For someone that purports to love you, he's doing a very good job of pretending he doesn't give a shit Confused

Springheeled · 01/11/2015 09:55

I know :( it's not love, then, is it? No matter what has been said.

OP posts:
HuckfromScandal · 01/11/2015 10:16

No. It's not lovely unfortunately, because love is action not words.

As everyone has said, be unavailable.

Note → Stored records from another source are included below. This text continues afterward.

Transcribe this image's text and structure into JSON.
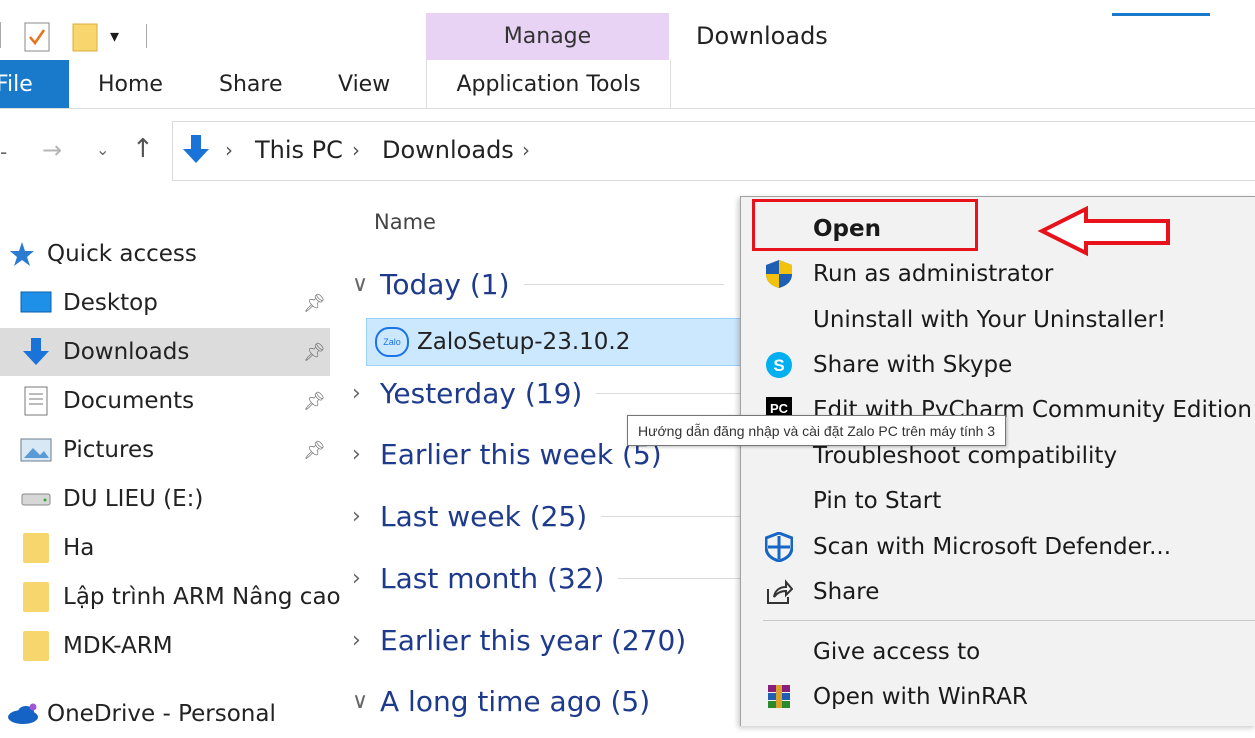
{
  "window_title": "Downloads",
  "ribbon": {
    "contextual_group": "Manage",
    "tabs": [
      "File",
      "Home",
      "Share",
      "View"
    ],
    "contextual_tab": "Application Tools"
  },
  "breadcrumb": [
    "This PC",
    "Downloads"
  ],
  "navigation": {
    "quick_access": "Quick access",
    "items": [
      {
        "label": "Desktop",
        "pinned": true,
        "icon": "desktop-icon"
      },
      {
        "label": "Downloads",
        "pinned": true,
        "icon": "download-arrow-icon",
        "selected": true
      },
      {
        "label": "Documents",
        "pinned": true,
        "icon": "documents-icon"
      },
      {
        "label": "Pictures",
        "pinned": true,
        "icon": "pictures-icon"
      },
      {
        "label": "DU LIEU (E:)",
        "pinned": false,
        "icon": "drive-icon"
      },
      {
        "label": "Ha",
        "pinned": false,
        "icon": "folder-icon"
      },
      {
        "label": "Lập trình ARM Nâng cao",
        "pinned": false,
        "icon": "folder-icon"
      },
      {
        "label": "MDK-ARM",
        "pinned": false,
        "icon": "folder-icon"
      }
    ],
    "onedrive": "OneDrive - Personal"
  },
  "file_list": {
    "column_name": "Name",
    "groups": [
      {
        "label": "Today (1)",
        "expanded": true
      },
      {
        "label": "Yesterday (19)",
        "expanded": false
      },
      {
        "label": "Earlier this week (5)",
        "expanded": false
      },
      {
        "label": "Last week (25)",
        "expanded": false
      },
      {
        "label": "Last month (32)",
        "expanded": false
      },
      {
        "label": "Earlier this year (270)",
        "expanded": false
      },
      {
        "label": "A long time ago (5)",
        "expanded": true
      }
    ],
    "selected_file": "ZaloSetup-23.10.2",
    "file_icon_text": "Zalo"
  },
  "tooltip": "Hướng dẫn đăng nhập và cài đặt Zalo PC trên máy tính 3",
  "context_menu": {
    "items": [
      {
        "label": "Open",
        "bold": true
      },
      {
        "label": "Run as administrator",
        "icon": "uac-shield-icon"
      },
      {
        "label": "Uninstall with Your Uninstaller!"
      },
      {
        "label": "Share with Skype",
        "icon": "skype-icon"
      },
      {
        "label": "Edit with PyCharm Community Edition",
        "icon": "pycharm-icon"
      },
      {
        "label": "Troubleshoot compatibility"
      },
      {
        "label": "Pin to Start"
      },
      {
        "label": "Scan with Microsoft Defender...",
        "icon": "defender-icon"
      },
      {
        "label": "Share",
        "icon": "share-icon"
      },
      {
        "label": "Give access to"
      },
      {
        "label": "Open with WinRAR",
        "icon": "winrar-icon"
      }
    ]
  },
  "colors": {
    "accent": "#1979ca",
    "manage_bg": "#e9d3f5",
    "selection": "#cce8ff",
    "highlight_red": "#e8121b"
  }
}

Box up his stuff, dump it in a shed for the next week, and then dump it completely.

Even if he calls you right now, why would you be with someone who can treat you so shoddily in the blink of an eye!!
Take care of yourself

wannaBe · 01/11/2015 12:09

no it's not love. Sad if he loved you he wouldn't have behaved like this.

Sadly I suspect he got carried away with infatuation and it's all moved very quickly and now there's been a row he suddenly realises this wasn't what he wants. Sad

it's over op. As PP said, box up his stuff and put it in the shed for a week. Then get rid. Delete his number, change the locks (I assume you have a key) and do something nice for you.

Dowser · 01/11/2015 12:39

What wannabe said and huck too.

Sorry you are hurting but you dont need a player like this in your life.